The British & Irish Lions will kick off their 2017 tour in Whangarei and for the legion of fans who will travel to support the team, there are plenty of attractions to entertain them in this scenic region of New Zealand’s North Island.
Just a 35-minute flight from Auckland, Whangarei is the largest city in the Northland region, an area steeped in history – most notably as the site where Maori and Europeans came together to sign the Treaty of Waitangi back in 1840.
While there are plenty of sights to take in throughout the surrounding area, there are two natural attractions in the immediate vicinity.

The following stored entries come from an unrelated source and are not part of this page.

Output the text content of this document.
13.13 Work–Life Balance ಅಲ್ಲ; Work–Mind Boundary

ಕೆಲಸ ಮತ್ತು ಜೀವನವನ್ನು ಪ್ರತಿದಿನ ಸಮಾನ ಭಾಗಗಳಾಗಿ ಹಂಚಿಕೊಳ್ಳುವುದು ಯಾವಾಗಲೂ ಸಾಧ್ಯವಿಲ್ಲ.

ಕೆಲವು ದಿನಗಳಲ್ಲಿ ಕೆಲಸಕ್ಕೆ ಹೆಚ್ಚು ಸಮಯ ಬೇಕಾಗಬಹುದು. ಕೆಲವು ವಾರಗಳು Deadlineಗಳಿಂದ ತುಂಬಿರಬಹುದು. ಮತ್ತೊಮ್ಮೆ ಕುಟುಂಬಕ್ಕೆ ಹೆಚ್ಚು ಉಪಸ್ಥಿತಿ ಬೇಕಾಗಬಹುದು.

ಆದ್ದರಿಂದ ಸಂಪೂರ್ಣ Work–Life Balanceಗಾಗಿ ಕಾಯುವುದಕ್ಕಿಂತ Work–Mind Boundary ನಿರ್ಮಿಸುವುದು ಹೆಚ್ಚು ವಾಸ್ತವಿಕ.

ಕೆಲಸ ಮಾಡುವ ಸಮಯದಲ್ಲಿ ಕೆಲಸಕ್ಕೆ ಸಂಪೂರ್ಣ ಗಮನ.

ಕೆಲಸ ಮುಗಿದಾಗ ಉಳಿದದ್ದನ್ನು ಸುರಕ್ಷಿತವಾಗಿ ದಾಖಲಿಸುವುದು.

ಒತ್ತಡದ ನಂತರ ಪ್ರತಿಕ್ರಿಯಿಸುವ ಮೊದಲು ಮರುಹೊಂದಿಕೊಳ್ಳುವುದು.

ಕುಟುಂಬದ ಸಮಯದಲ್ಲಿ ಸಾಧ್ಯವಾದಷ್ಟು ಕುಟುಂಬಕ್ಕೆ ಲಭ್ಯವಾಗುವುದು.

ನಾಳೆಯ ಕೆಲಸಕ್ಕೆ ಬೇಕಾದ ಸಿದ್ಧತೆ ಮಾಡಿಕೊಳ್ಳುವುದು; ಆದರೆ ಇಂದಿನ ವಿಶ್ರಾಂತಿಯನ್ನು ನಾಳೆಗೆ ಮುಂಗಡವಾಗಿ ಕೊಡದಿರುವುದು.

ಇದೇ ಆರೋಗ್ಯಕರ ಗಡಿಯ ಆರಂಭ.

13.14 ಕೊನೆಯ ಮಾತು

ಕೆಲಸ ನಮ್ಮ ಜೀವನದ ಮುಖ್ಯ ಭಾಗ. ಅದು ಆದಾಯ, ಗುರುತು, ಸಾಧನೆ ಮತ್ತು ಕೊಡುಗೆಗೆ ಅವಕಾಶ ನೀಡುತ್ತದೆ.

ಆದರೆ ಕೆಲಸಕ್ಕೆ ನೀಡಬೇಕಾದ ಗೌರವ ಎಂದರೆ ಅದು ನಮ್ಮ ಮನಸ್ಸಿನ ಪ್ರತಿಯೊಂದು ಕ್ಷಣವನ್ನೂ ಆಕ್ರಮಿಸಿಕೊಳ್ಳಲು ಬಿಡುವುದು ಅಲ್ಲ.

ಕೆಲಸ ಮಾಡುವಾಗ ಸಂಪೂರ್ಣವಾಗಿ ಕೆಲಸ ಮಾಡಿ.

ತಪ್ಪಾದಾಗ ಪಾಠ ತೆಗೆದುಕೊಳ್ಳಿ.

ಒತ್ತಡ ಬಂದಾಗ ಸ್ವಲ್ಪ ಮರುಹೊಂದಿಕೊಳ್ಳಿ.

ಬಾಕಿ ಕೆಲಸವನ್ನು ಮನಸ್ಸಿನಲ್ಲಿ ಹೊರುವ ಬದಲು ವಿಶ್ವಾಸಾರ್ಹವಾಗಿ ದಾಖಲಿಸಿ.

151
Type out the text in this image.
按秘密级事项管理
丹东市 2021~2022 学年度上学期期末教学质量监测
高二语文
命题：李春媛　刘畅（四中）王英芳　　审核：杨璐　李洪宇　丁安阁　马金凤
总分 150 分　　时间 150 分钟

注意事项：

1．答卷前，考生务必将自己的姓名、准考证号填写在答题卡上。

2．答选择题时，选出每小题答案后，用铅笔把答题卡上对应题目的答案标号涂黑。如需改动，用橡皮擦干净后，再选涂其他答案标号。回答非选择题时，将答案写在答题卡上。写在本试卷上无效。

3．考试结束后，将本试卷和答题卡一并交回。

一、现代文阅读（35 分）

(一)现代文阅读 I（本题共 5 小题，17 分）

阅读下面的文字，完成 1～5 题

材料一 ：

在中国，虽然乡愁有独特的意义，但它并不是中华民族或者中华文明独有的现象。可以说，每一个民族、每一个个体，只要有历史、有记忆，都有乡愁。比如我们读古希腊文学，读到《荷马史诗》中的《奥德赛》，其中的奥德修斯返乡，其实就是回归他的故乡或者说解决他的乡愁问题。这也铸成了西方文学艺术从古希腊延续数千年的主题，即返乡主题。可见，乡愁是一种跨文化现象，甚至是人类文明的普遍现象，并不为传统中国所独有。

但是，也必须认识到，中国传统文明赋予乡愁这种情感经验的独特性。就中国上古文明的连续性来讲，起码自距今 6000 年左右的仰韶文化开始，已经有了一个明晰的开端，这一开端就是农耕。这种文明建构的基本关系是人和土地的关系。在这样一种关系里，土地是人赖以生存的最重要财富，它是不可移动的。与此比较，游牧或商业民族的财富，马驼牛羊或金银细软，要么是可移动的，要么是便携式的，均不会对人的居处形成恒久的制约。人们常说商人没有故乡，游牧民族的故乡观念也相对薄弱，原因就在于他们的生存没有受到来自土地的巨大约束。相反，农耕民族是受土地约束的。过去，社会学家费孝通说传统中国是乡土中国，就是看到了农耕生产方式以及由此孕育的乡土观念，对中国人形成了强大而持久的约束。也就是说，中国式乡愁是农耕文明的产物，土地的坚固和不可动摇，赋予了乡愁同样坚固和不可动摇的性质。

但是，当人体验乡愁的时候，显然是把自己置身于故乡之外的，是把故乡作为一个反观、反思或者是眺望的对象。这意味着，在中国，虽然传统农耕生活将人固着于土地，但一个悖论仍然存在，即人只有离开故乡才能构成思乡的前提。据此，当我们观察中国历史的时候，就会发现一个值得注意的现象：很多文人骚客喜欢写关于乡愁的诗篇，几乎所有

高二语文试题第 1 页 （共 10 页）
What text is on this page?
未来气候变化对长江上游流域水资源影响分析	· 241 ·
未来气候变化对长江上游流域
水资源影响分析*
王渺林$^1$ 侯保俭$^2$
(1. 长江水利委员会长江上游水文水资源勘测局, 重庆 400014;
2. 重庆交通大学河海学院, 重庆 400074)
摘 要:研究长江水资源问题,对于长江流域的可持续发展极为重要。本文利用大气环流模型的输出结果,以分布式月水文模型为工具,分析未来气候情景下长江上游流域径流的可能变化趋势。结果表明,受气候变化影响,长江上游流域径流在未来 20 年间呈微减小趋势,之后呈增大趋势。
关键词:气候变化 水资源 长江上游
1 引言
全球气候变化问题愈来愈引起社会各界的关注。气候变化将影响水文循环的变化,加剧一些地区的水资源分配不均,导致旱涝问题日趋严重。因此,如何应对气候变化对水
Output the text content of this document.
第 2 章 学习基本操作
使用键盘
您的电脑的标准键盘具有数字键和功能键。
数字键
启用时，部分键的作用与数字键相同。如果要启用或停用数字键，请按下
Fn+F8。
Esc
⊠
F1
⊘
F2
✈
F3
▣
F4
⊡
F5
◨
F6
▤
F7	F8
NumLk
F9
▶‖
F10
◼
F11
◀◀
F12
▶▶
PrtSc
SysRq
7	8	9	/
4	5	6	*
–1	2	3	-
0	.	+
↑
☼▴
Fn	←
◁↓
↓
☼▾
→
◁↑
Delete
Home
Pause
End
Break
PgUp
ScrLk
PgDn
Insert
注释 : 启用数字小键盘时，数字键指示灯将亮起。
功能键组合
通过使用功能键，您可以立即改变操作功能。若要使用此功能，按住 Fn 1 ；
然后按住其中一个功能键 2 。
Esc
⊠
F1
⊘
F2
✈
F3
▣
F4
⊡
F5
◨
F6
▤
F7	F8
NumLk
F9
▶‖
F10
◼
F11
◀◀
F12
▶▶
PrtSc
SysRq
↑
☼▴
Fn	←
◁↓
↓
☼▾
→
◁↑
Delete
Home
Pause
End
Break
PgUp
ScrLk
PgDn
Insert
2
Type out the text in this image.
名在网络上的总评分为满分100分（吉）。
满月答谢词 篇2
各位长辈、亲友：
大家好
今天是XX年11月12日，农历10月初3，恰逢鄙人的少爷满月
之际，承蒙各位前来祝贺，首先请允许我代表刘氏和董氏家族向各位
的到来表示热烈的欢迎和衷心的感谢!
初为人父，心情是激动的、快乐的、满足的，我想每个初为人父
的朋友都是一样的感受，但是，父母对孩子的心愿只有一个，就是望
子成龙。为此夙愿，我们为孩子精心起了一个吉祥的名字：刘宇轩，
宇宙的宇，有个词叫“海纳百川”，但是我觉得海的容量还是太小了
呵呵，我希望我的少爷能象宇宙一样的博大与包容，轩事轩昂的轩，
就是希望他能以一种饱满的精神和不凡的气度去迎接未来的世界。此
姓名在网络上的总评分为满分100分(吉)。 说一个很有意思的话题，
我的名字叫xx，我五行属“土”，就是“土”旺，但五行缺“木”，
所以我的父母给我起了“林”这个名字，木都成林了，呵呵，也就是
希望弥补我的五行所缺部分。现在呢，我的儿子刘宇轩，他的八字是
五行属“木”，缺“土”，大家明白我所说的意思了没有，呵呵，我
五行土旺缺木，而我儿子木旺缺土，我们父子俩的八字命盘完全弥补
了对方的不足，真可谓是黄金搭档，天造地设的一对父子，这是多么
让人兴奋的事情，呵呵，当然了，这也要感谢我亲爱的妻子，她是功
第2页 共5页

Mount Parihaka is the highest point in the city, and was also formerly the site of the largest Maori Pa (fortified village) in New Zealand which can be accessed through a forest from the summit.
Equally impressive, just to the north of the city, is Whangarei Falls – a 26m high waterfall surrounded by park and native New Zealand bush.
Heading further afield the Bay of Islands, on Northland’s east coast, is one of New Zealand’s most popular coastal resorts. Northland’s sub-tropical climate and close proximity to the sea make it an attractive year-round destination which is reflected in everything from what you can do to what you eat. Citrus fruit grows in abundance and a wide variety of fresh seafood enriches the menu.
There’s an array of activities from swimming with dolphins, to walking through ancient forest and discovering endless beaches. The historic lighthouse standing at the tip of Cape Reinga is one of New Zealand’s most iconic sights and a place of deep cultural significance to M?ori.
For those fans of diving who are supporting the Lions, the Poor Knights Islands are found just off the coast of Whangarei and offer fantastic sub-tropical diving.
A marine reserve, the crystal clear water offers divers the chance to see a wide range of unique wildlife.
It’s not just under the sea though, with plenty of sailing trips for those who prefer the delights of a cruise. A ‘Perfect Day Ocean Cruise’ offers the ultimate experience of the world-renowned islands and gives visitors a choice of various activities including snorkelling and kayaking. A rich array of marine wildlife including dolphins, whales, seals and rare bird life may also be encountered on the cruise.
And if the water isn’t your thing, how about a walk to visit Tane Mahuta, the giant kauri tree which is said to be between 1500 and 2000 years old.
Found in the heart of the Waipoua Forest, at 51m it is the tallest kauri tree and largest by volume in New Zealand.
From a rugby point of view, Northland is also the home of some legendary All Blacks, including Whangarei’s Ian Jones and the Going family.
Four days after the opening game at Toll Stadium, the Lions will be in action again in Auckland, and in between the Lions fans will have plenty to check out.